I never intended this to see the light of day, but since the topic warrants it, here is a python one-liner I'm using to put the indices of combinations of subsets into one list:
combos = map(list,reduce(lambda x,y: x+y,[[c for c in itertools.combinations(range(8),i)] for i in range(1,9)]))
yuck. These things usually end up as a result of testing and tweaking in an interactive shell.
that may come off as mean/rude towards the author, but I don't mean it so. I do shit like this all the time because I don't know every little trick with the languages/frameworks I'm using, it's impossible to know it all unfortunately.
I don't think I have ever looked at code I have written more than a few months ago and NOT found a bunch of things I could have done much simpler if I had just known about some feature or trick. I have stopped feeling bad when that happens; now, I figure that the day I stop experiencing that is the day I am no longer getting better as a programmer.

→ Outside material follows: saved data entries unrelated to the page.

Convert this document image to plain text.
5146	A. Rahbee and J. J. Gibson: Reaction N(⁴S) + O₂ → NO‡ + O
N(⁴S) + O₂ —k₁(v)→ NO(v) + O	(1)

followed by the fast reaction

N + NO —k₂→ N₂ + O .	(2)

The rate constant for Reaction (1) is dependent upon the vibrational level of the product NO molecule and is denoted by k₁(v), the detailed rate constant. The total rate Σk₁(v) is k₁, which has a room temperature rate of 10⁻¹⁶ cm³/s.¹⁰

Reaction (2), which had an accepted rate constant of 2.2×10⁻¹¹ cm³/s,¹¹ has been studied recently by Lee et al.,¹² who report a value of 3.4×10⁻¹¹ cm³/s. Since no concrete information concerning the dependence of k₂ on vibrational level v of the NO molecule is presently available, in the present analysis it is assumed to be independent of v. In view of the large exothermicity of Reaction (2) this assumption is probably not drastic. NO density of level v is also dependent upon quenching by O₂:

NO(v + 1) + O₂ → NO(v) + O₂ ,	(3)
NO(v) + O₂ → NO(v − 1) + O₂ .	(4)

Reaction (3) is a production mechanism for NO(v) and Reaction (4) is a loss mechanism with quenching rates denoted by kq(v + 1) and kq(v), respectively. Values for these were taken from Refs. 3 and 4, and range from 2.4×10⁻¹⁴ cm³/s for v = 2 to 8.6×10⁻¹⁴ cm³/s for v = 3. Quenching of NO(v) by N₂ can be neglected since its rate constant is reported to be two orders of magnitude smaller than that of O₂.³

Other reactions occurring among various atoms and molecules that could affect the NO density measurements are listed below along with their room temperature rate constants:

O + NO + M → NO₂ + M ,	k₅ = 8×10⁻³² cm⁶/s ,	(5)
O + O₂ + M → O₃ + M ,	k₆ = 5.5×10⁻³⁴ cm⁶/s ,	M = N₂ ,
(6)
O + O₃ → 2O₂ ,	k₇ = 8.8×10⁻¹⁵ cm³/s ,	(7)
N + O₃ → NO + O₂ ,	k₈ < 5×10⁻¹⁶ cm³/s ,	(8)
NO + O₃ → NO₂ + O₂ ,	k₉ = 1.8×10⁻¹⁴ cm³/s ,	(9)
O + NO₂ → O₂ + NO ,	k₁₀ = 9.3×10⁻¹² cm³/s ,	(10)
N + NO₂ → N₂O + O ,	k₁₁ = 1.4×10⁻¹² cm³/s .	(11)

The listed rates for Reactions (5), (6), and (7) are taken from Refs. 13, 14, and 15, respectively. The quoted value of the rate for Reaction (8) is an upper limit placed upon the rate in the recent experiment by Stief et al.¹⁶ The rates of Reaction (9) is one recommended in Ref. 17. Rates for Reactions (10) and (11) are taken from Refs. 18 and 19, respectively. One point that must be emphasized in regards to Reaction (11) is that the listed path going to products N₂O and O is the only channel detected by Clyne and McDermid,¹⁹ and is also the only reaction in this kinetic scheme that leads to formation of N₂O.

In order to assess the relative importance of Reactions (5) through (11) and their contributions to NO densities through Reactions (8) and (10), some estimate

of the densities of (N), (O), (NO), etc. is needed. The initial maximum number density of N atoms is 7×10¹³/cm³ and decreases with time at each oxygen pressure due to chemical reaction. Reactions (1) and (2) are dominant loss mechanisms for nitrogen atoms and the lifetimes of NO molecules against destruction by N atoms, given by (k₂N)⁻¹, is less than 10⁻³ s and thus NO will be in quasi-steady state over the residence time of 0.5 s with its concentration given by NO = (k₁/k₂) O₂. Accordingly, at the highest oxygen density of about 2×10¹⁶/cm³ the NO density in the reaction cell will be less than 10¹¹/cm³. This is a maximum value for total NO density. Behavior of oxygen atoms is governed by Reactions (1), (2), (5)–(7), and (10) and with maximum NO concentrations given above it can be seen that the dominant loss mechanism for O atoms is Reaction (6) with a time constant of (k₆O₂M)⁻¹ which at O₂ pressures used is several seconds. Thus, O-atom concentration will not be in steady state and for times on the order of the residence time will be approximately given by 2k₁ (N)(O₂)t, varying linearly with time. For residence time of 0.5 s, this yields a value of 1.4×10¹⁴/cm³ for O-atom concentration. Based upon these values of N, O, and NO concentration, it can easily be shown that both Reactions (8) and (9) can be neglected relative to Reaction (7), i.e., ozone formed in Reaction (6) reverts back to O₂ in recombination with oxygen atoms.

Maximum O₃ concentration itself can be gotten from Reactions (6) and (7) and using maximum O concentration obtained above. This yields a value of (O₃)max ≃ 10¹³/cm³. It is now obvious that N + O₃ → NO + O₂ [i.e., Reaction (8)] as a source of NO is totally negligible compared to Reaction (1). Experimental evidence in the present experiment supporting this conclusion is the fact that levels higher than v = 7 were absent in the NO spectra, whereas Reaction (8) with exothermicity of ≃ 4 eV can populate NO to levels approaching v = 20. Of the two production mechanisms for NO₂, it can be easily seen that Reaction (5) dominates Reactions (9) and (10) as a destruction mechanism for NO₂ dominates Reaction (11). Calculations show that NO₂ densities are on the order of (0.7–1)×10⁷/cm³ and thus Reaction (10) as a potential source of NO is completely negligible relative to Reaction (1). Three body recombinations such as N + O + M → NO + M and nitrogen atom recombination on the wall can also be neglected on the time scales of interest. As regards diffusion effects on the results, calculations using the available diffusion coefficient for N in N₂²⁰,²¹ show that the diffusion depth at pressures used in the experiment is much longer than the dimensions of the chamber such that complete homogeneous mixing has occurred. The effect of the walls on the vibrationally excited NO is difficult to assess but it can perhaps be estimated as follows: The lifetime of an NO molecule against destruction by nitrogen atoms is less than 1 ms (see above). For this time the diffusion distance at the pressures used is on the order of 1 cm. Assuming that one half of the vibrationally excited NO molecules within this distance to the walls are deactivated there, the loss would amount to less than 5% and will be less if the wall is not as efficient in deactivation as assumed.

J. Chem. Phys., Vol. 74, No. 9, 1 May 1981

Emacs macros are wonderful too.
Now i am still convinced that regexp are still usefull but you will not get it right for the first try due to syntax corner case. The best solution in my opinion is to have easy to use parsers including one for your main programming language.
Actually i emacs with its macro feature (not elisp) + racket with regexp (didn't mention earlier but having a strong repl for this kind of incremental script is also a must to have) and sometimes parsers.